Mechanisms with Other Molecules and Cells: Hydrolases interact with various molecules and cells to exert their effects. For instance, digestive hydrolases break down dietary macromolecules into absorbable units.
Binding Partners: Hydrolases often require specific binding partners or cofactors to function effectively. For example, many hydrolases require metal ions like zinc or magnesium for catalytic activity.
Downstream Signaling Cascades: The activity of hydrolases can trigger downstream signaling cascades that regulate various cellular processes. For example, the hydrolysis of phosphoinositides by phospholipase C generates second messengers that modulate cellular signaling pathways.
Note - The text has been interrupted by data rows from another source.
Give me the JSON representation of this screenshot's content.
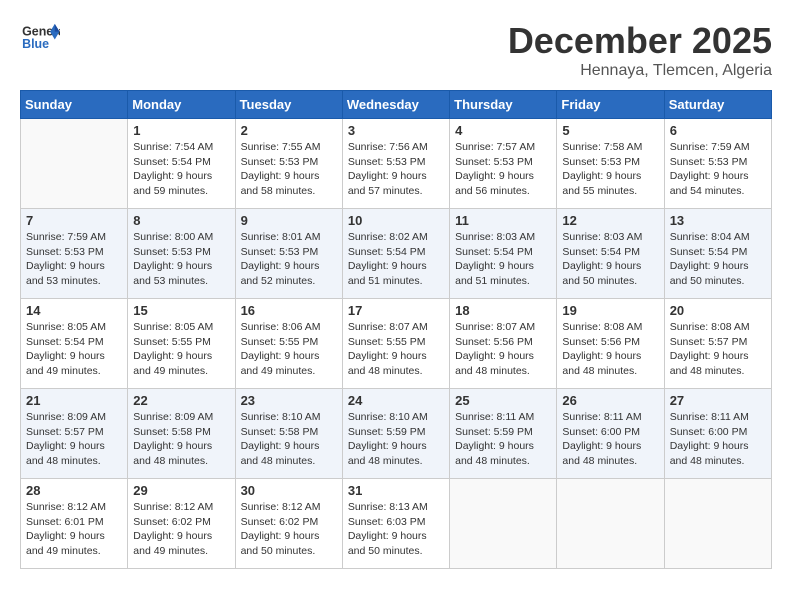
{
  "header": {
    "logo_line1": "General",
    "logo_line2": "Blue",
    "month": "December 2025",
    "location": "Hennaya, Tlemcen, Algeria"
  },
  "days_of_week": [
    "Sunday",
    "Monday",
    "Tuesday",
    "Wednesday",
    "Thursday",
    "Friday",
    "Saturday"
  ],
  "weeks": [
    [
      {
        "day": "",
        "info": ""
      },
      {
        "day": "1",
        "info": "Sunrise: 7:54 AM\nSunset: 5:54 PM\nDaylight: 9 hours\nand 59 minutes."
      },
      {
        "day": "2",
        "info": "Sunrise: 7:55 AM\nSunset: 5:53 PM\nDaylight: 9 hours\nand 58 minutes."
      },
      {
        "day": "3",
        "info": "Sunrise: 7:56 AM\nSunset: 5:53 PM\nDaylight: 9 hours\nand 57 minutes."
      },
      {
        "day": "4",
        "info": "Sunrise: 7:57 AM\nSunset: 5:53 PM\nDaylight: 9 hours\nand 56 minutes."
      },
      {
        "day": "5",
        "info": "Sunrise: 7:58 AM\nSunset: 5:53 PM\nDaylight: 9 hours\nand 55 minutes."
      },
      {
        "day": "6",
        "info": "Sunrise: 7:59 AM\nSunset: 5:53 PM\nDaylight: 9 hours\nand 54 minutes."
      }
    ],
    [
      {
        "day": "7",
        "info": "Sunrise: 7:59 AM\nSunset: 5:53 PM\nDaylight: 9 hours\nand 53 minutes."
      },
      {
        "day": "8",
        "info": "Sunrise: 8:00 AM\nSunset: 5:53 PM\nDaylight: 9 hours\nand 53 minutes."
      },
      {
        "day": "9",
        "info": "Sunrise: 8:01 AM\nSunset: 5:53 PM\nDaylight: 9 hours\nand 52 minutes."
      },
      {
        "day": "10",
        "info": "Sunrise: 8:02 AM\nSunset: 5:54 PM\nDaylight: 9 hours\nand 51 minutes."
      },
      {
        "day": "11",
        "info": "Sunrise: 8:03 AM\nSunset: 5:54 PM\nDaylight: 9 hours\nand 51 minutes."
      },
      {
        "day": "12",
        "info": "Sunrise: 8:03 AM\nSunset: 5:54 PM\nDaylight: 9 hours\nand 50 minutes."
      },
      {
        "day": "13",
        "info": "Sunrise: 8:04 AM\nSunset: 5:54 PM\nDaylight: 9 hours\nand 50 minutes."
      }
    ],
    [
      {
        "day": "14",
        "info": "Sunrise: 8:05 AM\nSunset: 5:54 PM\nDaylight: 9 hours\nand 49 minutes."
      },
      {
        "day": "15",
        "info": "Sunrise: 8:05 AM\nSunset: 5:55 PM\nDaylight: 9 hours\nand 49 minutes."
      },
      {
        "day": "16",
        "info": "Sunrise: 8:06 AM\nSunset: 5:55 PM\nDaylight: 9 hours\nand 49 minutes."
      },
      {
        "day": "17",
        "info": "Sunrise: 8:07 AM\nSunset: 5:55 PM\nDaylight: 9 hours\nand 48 minutes."
      },
      {
        "day": "18",
        "info": "Sunrise: 8:07 AM\nSunset: 5:56 PM\nDaylight: 9 hours\nand 48 minutes."
      },
      {
        "day": "19",
        "info": "Sunrise: 8:08 AM\nSunset: 5:56 PM\nDaylight: 9 hours\nand 48 minutes."
      },
      {
        "day": "20",
        "info": "Sunrise: 8:08 AM\nSunset: 5:57 PM\nDaylight: 9 hours\nand 48 minutes."
      }
    ],
    [
      {
        "day": "21",
        "info": "Sunrise: 8:09 AM\nSunset: 5:57 PM\nDaylight: 9 hours\nand 48 minutes."
      },
      {
        "day": "22",
        "info": "Sunrise: 8:09 AM\nSunset: 5:58 PM\nDaylight: 9 hours\nand 48 minutes."
      },
      {
        "day": "23",
        "info": "Sunrise: 8:10 AM\nSunset: 5:58 PM\nDaylight: 9 hours\nand 48 minutes."
      },
      {
        "day": "24",
        "info": "Sunrise: 8:10 AM\nSunset: 5:59 PM\nDaylight: 9 hours\nand 48 minutes."
      },
      {
        "day": "25",
        "info": "Sunrise: 8:11 AM\nSunset: 5:59 PM\nDaylight: 9 hours\nand 48 minutes."
      },
      {
        "day": "26",
        "info": "Sunrise: 8:11 AM\nSunset: 6:00 PM\nDaylight: 9 hours\nand 48 minutes."
      },
      {
        "day": "27",
        "info": "Sunrise: 8:11 AM\nSunset: 6:00 PM\nDaylight: 9 hours\nand 48 minutes."
      }
    ],
    [
      {
        "day": "28",
        "info": "Sunrise: 8:12 AM\nSunset: 6:01 PM\nDaylight: 9 hours\nand 49 minutes."
      },
      {
        "day": "29",
        "info": "Sunrise: 8:12 AM\nSunset: 6:02 PM\nDaylight: 9 hours\nand 49 minutes."
      },
      {
        "day": "30",
        "info": "Sunrise: 8:12 AM\nSunset: 6:02 PM\nDaylight: 9 hours\nand 50 minutes."
      },
      {
        "day": "31",
        "info": "Sunrise: 8:13 AM\nSunset: 6:03 PM\nDaylight: 9 hours\nand 50 minutes."
      },
      {
        "day": "",
        "info": ""
      },
      {
        "day": "",
        "info": ""
      },
      {
        "day": "",
        "info": ""
      }
    ]
  ]
}
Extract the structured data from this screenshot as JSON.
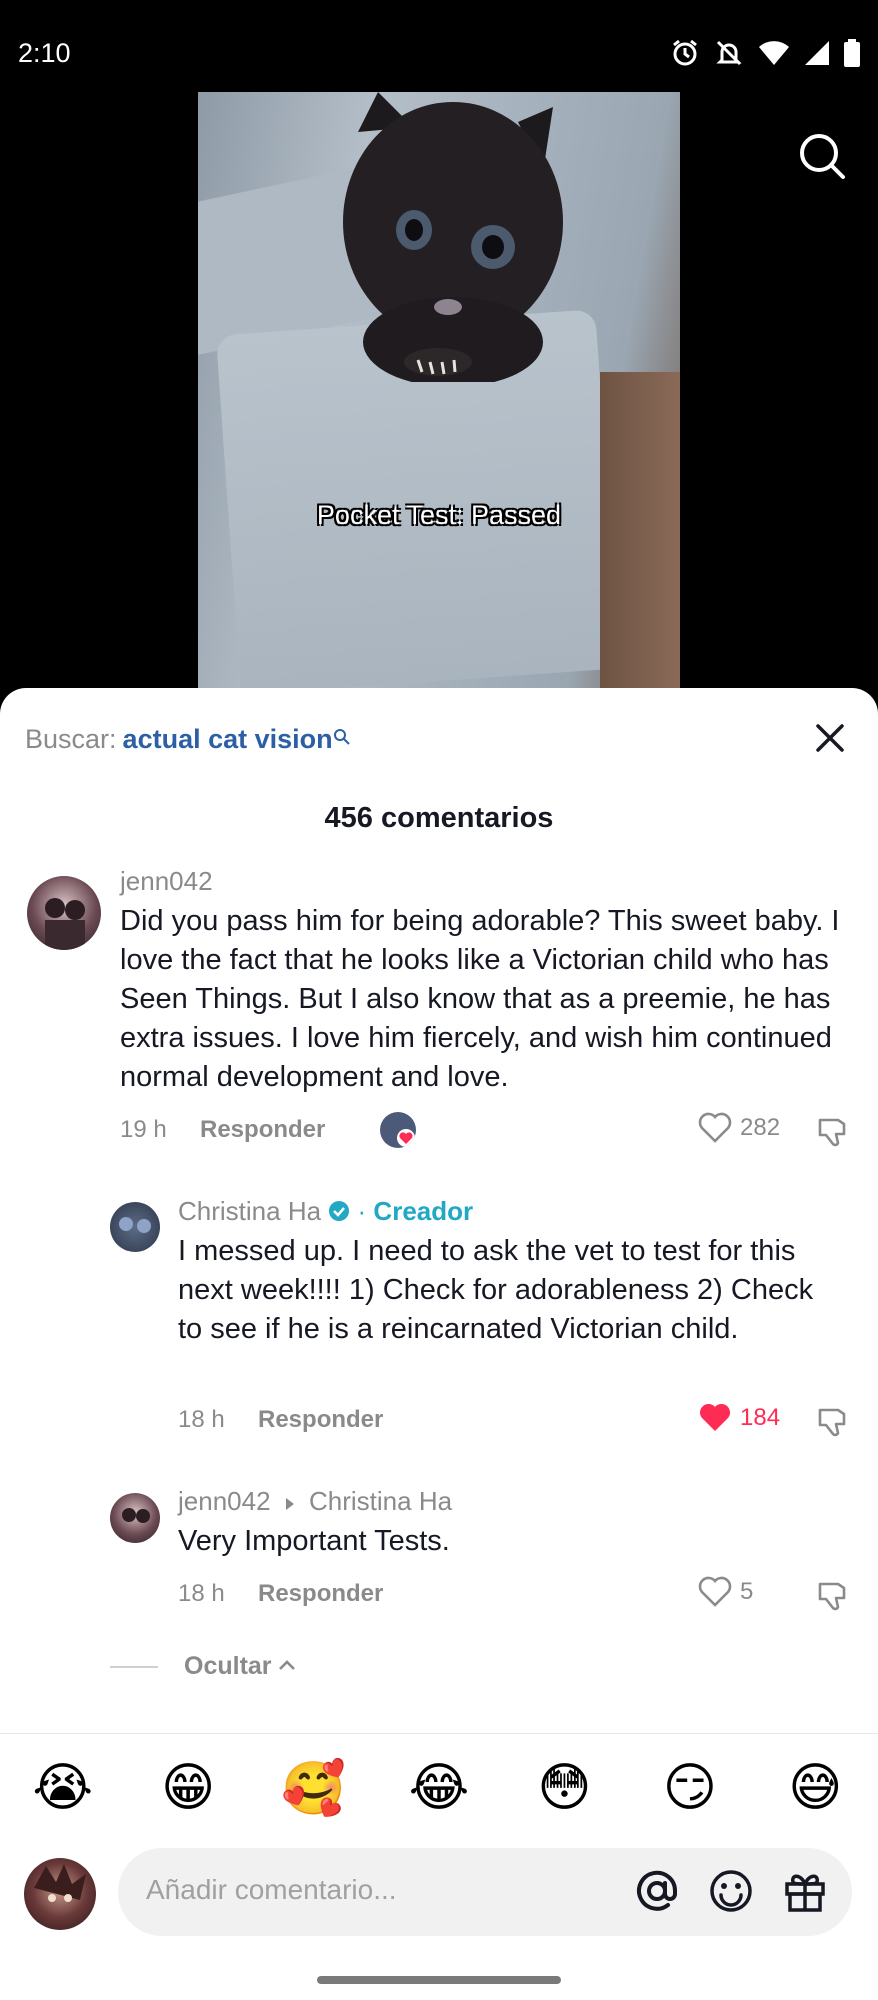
{
  "status_bar": {
    "time": "2:10"
  },
  "video": {
    "caption": "Pocket Test: Passed"
  },
  "sheet": {
    "search_prefix": "Buscar:",
    "search_query": "actual cat vision",
    "comment_count": "456 comentarios"
  },
  "comments": [
    {
      "username": "jenn042",
      "text": "Did you pass him for being adorable? This sweet baby. I love the fact that he looks like a Victorian child who has Seen Things. But I also know that as a preemie, he has extra issues. I love him fiercely, and wish him continued normal development and love.",
      "time": "19 h",
      "reply_label": "Responder",
      "likes": "282"
    },
    {
      "username": "Christina Ha",
      "creator_label": "Creador",
      "text": "I messed up. I need to ask the vet to test for this next week!!!! 1) Check for adorableness 2) Check to see if he is a reincarnated Victorian child.",
      "time": "18 h",
      "reply_label": "Responder",
      "likes": "184"
    },
    {
      "username": "jenn042",
      "reply_to": "Christina Ha",
      "text": "Very Important Tests.",
      "time": "18 h",
      "reply_label": "Responder",
      "likes": "5"
    }
  ],
  "hide_label": "Ocultar",
  "emojis": [
    "😭",
    "😁",
    "🥰",
    "😂",
    "😳",
    "😏",
    "😅"
  ],
  "composer": {
    "placeholder": "Añadir comentario..."
  },
  "colors": {
    "accent_link": "#2d5fa5",
    "creator": "#20a8c4",
    "like_active": "#fe2c55"
  }
}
Regulatory Mechanisms: The expression and activity of hydrolases are tightly regulated at multiple levels, including transcriptional, post-transcriptional, and post-translational mechanisms.
Transcriptional Regulation: The transcription of hydrolase genes can be regulated by various transcription factors in response to environmental cues or cellular signals.
Post-Translational Modifications: Hydrolases can undergo post-translational modifications such as phosphorylation, glycosylation, and ubiquitination, which can alter their activity, stability, and localization.
Biomedical Research: Hydrolases are widely used in biomedical research to study metabolic pathways, disease mechanisms, and cellular processes.
Diagnostic Tools: Hydrolases serve as biomarkers for various diseases. For example, elevated levels of certain hydrolases in the blood can indicate liver or pancreatic disorders.
Therapeutic Strategies: Hydrolases are employed in therapeutic strategies, such as enzyme replacement therapy for lysosomal storage diseases and the use of proteases in wound debridement.
Role Throughout the Life Cycle: Hydrolases play vital roles throughout the life cycle, from development to aging and disease. During development, hydrolases are involved in tissue remodeling and differentiation. In adulthood, they maintain cellular homeostasis and metabolic balance. In aging and disease, dysregulation of hydrolase activity can contribute to pathological conditions such as neurodegeneration and cancer.